Prenons le débat « amis des pêcheurs » versus « amis des poissons ». LE MONDE du 11 septembre nous présente une formidable illustration de l’impossibilité pour le lecteur moyen de se forger une opinion fiable. Tout est fait dans les médias pour noyer le poisson. A force de présenter des points de vue contradictoires, on en perd la boussole.

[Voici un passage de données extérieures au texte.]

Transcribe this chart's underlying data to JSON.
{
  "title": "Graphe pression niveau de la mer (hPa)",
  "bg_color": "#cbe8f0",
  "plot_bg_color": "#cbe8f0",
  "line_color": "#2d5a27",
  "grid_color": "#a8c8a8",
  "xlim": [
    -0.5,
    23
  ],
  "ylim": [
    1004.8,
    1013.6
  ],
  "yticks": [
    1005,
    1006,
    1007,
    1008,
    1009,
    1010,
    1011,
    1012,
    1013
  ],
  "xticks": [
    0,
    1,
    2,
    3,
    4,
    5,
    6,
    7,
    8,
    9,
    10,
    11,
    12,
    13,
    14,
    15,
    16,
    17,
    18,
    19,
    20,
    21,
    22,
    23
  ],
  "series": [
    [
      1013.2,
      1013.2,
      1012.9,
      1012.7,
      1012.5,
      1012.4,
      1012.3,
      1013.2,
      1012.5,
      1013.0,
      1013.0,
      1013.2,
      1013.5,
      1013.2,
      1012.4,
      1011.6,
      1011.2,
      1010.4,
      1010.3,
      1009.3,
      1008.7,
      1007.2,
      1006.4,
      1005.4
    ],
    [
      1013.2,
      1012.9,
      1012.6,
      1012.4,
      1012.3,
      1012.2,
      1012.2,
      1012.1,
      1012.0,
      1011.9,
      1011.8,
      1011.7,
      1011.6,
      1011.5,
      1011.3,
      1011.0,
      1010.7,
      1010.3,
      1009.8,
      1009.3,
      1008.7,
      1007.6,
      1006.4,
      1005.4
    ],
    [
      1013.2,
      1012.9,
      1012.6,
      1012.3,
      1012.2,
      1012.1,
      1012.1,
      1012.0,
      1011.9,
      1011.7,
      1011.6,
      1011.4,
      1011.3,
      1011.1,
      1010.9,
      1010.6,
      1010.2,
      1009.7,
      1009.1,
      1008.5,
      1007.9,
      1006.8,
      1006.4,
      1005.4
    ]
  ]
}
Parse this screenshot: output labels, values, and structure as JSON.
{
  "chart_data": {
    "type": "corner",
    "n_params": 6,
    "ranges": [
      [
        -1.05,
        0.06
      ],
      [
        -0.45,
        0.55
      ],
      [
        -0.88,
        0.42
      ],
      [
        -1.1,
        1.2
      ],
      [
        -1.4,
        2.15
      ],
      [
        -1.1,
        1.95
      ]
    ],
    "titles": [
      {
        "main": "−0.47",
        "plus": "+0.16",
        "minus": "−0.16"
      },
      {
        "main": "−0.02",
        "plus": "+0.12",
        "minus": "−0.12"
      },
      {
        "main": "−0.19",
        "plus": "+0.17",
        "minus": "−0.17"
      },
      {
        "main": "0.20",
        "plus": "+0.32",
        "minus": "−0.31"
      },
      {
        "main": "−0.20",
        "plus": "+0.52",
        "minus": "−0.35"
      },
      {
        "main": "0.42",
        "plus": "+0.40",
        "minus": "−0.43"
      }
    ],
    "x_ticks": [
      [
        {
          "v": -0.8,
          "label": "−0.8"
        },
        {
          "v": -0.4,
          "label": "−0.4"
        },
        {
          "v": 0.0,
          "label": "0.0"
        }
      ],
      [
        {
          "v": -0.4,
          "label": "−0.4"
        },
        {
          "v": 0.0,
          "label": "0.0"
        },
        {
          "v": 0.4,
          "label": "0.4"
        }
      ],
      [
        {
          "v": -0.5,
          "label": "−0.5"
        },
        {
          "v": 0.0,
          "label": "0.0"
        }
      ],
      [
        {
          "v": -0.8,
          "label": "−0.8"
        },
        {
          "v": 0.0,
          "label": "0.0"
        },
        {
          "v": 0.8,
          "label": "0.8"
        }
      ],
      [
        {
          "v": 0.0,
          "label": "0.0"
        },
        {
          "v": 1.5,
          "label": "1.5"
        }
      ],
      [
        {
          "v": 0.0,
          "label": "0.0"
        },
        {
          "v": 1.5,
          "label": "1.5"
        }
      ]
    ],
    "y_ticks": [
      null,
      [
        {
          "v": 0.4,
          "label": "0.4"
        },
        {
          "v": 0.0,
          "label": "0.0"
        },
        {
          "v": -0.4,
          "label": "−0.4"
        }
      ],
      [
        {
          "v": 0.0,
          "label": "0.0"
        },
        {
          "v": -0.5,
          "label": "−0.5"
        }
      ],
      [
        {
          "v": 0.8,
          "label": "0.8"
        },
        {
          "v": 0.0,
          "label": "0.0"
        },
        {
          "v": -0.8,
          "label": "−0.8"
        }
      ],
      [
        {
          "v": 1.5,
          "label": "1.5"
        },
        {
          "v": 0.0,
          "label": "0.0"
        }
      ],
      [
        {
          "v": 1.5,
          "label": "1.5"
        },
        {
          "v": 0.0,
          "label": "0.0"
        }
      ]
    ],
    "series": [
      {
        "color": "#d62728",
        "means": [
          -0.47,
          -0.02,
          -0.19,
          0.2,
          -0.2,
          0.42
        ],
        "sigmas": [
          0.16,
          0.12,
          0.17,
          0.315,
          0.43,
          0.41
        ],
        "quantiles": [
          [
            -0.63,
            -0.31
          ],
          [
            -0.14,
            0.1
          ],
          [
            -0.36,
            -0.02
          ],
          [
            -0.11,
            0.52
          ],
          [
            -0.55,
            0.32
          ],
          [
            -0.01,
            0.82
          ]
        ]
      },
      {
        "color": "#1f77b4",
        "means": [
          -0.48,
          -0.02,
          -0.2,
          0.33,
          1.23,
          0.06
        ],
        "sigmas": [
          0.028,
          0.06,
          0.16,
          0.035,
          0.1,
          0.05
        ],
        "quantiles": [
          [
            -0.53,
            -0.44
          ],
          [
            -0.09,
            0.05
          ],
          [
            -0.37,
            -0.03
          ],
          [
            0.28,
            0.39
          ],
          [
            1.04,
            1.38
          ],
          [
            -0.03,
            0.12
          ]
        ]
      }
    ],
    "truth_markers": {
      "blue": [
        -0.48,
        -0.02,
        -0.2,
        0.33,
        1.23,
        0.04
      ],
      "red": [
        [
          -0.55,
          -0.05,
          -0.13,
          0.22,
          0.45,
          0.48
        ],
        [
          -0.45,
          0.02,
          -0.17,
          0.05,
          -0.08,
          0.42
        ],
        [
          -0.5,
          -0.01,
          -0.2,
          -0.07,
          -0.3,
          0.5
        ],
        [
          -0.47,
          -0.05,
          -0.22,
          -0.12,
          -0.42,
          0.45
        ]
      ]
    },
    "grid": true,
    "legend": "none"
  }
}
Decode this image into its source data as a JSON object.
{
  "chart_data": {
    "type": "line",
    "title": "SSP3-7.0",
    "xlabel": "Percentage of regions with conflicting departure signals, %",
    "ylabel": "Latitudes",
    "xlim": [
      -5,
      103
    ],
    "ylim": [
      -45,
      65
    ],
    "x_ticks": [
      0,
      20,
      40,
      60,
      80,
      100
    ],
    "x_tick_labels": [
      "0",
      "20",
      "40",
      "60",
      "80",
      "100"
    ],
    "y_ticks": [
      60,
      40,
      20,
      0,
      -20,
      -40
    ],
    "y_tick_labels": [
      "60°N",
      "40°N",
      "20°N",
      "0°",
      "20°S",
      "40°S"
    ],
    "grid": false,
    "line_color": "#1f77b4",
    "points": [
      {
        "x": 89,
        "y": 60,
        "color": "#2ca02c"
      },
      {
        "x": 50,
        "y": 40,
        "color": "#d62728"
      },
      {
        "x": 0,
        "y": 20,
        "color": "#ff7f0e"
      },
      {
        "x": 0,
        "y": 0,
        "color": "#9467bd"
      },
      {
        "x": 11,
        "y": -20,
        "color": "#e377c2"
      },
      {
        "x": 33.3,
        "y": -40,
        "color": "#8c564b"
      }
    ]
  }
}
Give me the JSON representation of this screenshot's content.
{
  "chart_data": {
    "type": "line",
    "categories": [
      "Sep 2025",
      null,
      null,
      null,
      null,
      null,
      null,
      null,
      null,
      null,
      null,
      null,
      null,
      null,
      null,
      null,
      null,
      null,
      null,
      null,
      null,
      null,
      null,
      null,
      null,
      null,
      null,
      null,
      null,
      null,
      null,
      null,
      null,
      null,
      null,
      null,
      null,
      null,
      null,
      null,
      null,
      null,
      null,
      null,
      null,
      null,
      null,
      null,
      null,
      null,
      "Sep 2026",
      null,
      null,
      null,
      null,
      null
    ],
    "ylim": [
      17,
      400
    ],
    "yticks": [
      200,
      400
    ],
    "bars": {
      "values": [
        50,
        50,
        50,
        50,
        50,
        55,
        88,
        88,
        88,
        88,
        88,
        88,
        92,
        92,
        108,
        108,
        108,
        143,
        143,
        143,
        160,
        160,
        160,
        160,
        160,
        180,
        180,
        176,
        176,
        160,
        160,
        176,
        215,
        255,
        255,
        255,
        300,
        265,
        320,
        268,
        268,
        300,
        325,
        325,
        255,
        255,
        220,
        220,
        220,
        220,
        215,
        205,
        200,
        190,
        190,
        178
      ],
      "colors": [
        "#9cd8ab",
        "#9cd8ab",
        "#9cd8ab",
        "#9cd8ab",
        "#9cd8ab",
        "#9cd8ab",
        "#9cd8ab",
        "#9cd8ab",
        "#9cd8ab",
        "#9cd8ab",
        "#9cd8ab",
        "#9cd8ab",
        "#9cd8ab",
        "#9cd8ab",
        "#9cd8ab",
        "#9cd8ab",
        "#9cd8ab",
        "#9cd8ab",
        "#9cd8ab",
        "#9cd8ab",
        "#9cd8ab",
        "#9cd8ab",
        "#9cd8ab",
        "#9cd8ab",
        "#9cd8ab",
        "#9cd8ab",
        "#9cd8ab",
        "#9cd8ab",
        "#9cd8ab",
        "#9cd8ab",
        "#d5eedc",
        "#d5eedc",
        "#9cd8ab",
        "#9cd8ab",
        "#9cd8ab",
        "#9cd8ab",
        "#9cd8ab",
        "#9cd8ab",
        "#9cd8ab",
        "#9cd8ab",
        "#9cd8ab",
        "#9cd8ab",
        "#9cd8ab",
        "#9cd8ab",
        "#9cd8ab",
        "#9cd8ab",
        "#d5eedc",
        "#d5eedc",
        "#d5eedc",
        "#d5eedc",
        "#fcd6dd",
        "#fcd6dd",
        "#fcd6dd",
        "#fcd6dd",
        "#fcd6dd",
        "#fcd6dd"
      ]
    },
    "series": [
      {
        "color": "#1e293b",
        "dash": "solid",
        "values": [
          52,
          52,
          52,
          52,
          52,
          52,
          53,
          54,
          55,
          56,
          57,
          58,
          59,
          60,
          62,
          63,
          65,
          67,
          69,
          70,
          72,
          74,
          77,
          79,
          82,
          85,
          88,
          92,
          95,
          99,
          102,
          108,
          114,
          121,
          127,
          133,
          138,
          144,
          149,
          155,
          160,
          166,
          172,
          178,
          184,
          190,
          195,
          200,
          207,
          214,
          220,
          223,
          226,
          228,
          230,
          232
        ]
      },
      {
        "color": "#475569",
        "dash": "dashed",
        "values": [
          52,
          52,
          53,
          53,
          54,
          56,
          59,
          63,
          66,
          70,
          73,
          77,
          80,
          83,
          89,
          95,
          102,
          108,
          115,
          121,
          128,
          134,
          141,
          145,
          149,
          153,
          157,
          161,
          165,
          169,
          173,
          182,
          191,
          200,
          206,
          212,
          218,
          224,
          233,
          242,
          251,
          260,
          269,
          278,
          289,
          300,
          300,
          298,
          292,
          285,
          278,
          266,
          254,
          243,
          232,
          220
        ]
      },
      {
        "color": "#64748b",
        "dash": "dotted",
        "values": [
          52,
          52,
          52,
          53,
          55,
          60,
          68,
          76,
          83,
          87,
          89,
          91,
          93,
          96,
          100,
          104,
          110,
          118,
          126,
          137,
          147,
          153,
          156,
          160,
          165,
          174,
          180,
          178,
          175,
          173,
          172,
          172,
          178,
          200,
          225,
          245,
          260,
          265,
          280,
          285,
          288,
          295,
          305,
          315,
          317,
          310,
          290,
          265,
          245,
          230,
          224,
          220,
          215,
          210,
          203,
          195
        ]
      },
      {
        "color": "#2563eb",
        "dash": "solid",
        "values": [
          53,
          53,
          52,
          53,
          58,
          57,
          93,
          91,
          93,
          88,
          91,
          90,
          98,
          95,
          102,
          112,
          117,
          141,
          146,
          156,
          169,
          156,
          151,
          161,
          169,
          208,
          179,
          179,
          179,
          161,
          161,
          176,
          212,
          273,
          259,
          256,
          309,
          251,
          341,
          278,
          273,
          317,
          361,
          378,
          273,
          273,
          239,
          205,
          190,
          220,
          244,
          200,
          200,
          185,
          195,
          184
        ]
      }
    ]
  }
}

La journaliste Martine Valo* nous présente surtout le point de vue des pêcheurs, ardemment soutenus par leur ministre de tutelle. Ils ne peuvent qu’être contre l’interdiction du chalutage en eau profonde proposée par la commissaire européenne à la pêche, c’est leur gagne-pain. Une dizaine de navires et trois groupes industriels seulement se partagent le marché, mais les professionnels de la désinformation savent multiplier le nombre de personnes concernées : marins embarqués, + ceux dont le chalutage en eau profonde n’est pas l’activité première, + les pêcheurs bretons de langouste, + la réparation navale, + les mareyeurs, + les transporteurs, etc. Le ministre opine : « La fin de ce type de pêche aurait de très lourdes conséquences socio-économiques… Les ports de Lorient, de Concarneau, du Guilvinec et de Boulogne-sur-Mer sont totalement dépendants de ce combat majeur… » La bataille médiatique contre les associations de défense de l’environnement est donc ouverte.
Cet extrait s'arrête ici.